Without constraints:
axiom fMono : x ≤ y → f x ≤ f y
grind_pattern fMono => f x, f y
Result: 25 instantiations, combinatorial explosion.
With constraints:
grind_pattern fMono => f x, f y where
guard x ≤ y
x =/= y
Result: 3 instantiations, exactly what’s needed.
The constraint language is simple—guards and disequalities. But predicting which constraints to add requires understanding the e-matching algorithm: why does guard x ≤ y prevent useless instantiations? Why does x =/= y eliminate symmetric redundancy?
Current LLMs can probably guess [simp] vs. not with reasonable accuracy. Predicting optimal constraints is genuinely hard. This is the frontier.
Level 1 (Easy): Given a lemma, predict whether it should have [simp] or [grind].
Level 2 (Medium): Given a lemma marked [grind], predict good trigger patterns.
Level 3 (Hard): Predict patterns with optimal constraints that minimize instantiations while preserving completeness.
Level 4 (Research Frontier): Given a goal that grind fails on, diagnose whether the failure is due to missing annotations or bad constraints, and propose a fix.
Functional Benchmark: Given a library and a test suite of goals, produce annotations such that grind closes the maximum number of goals with minimum instantiation count. Evaluate on the Pareto frontier.
Run grind +suggestions across all of Mathlib. For every proof it closes, log which suggestions were needed. Those theorems are candidates for [grind] annotation, and the trace tells you what patterns and constraints would work.
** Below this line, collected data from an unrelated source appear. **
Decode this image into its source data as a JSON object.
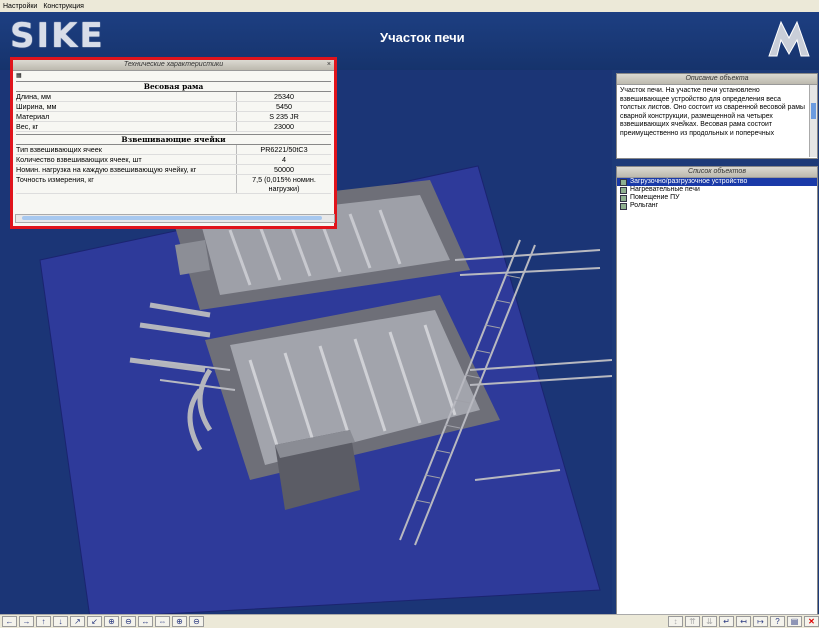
{
  "menu": [
    "Настройки",
    "Конструкция"
  ],
  "header": {
    "logo": "SIKE",
    "title": "Участок печи"
  },
  "tech_panel": {
    "title": "Технические характеристики",
    "section1": "Весовая рама",
    "rows1": [
      {
        "k": "Длина, мм",
        "v": "25340"
      },
      {
        "k": "Ширина, мм",
        "v": "5450"
      },
      {
        "k": "Материал",
        "v": "S 235 JR"
      },
      {
        "k": "Вес, кг",
        "v": "23000"
      }
    ],
    "section2": "Взвешивающие ячейки",
    "rows2": [
      {
        "k": "Тип взвешивающих ячеек",
        "v": "PR6221/50tC3"
      },
      {
        "k": "Количество взвешивающих ячеек, шт",
        "v": "4"
      },
      {
        "k": "Номин. нагрузка на каждую взвешивающую ячейку, кг",
        "v": "50000"
      },
      {
        "k": "Точность измерения, кг",
        "v": "7,5 (0,015% номин. нагрузки)"
      }
    ]
  },
  "desc_panel": {
    "title": "Описание объекта",
    "text": "Участок печи. На участке печи установлено взвешивающее устройство для определения веса толстых листов. Оно состоит из сваренной весовой рамы сварной конструкции, размещенной на четырех взвешивающих ячейках. Весовая рама состоит преимущественно из продольных и поперечных"
  },
  "list_panel": {
    "title": "Список объектов",
    "items": [
      "Загрузочно/разгрузочное устройство",
      "Нагревательные печи",
      "Помещение ПУ",
      "Рольганг"
    ]
  },
  "toolbar": [
    "←",
    "→",
    "↑",
    "↓",
    "↗",
    "↙",
    "⊕",
    "⊖",
    "↔",
    "⇔",
    "⊕",
    "⊖"
  ],
  "toolbar_right": [
    "↕",
    "⇈",
    "⇊",
    "↵",
    "↤",
    "↦",
    "?",
    "▤",
    "✕"
  ]
}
This is automated annotation discovery—mining labels from successful proofs, not asking humans to label.
Then train a model on this data. Deploy it as the suggestion oracle. Measure whether it improves grind success rate on held-out goals.
#grind_lint as reward that learns to write good constraints?grind +suggestions, improves success rate on held-out goals?Current Mathlib annotations were written by humans through trial and error over years. Can an AI, given the same feedback signals we use, learn to annotate a new library in hours instead of years? We don’t know if this is solvable with current methods. That’s why we’re bringing it to you.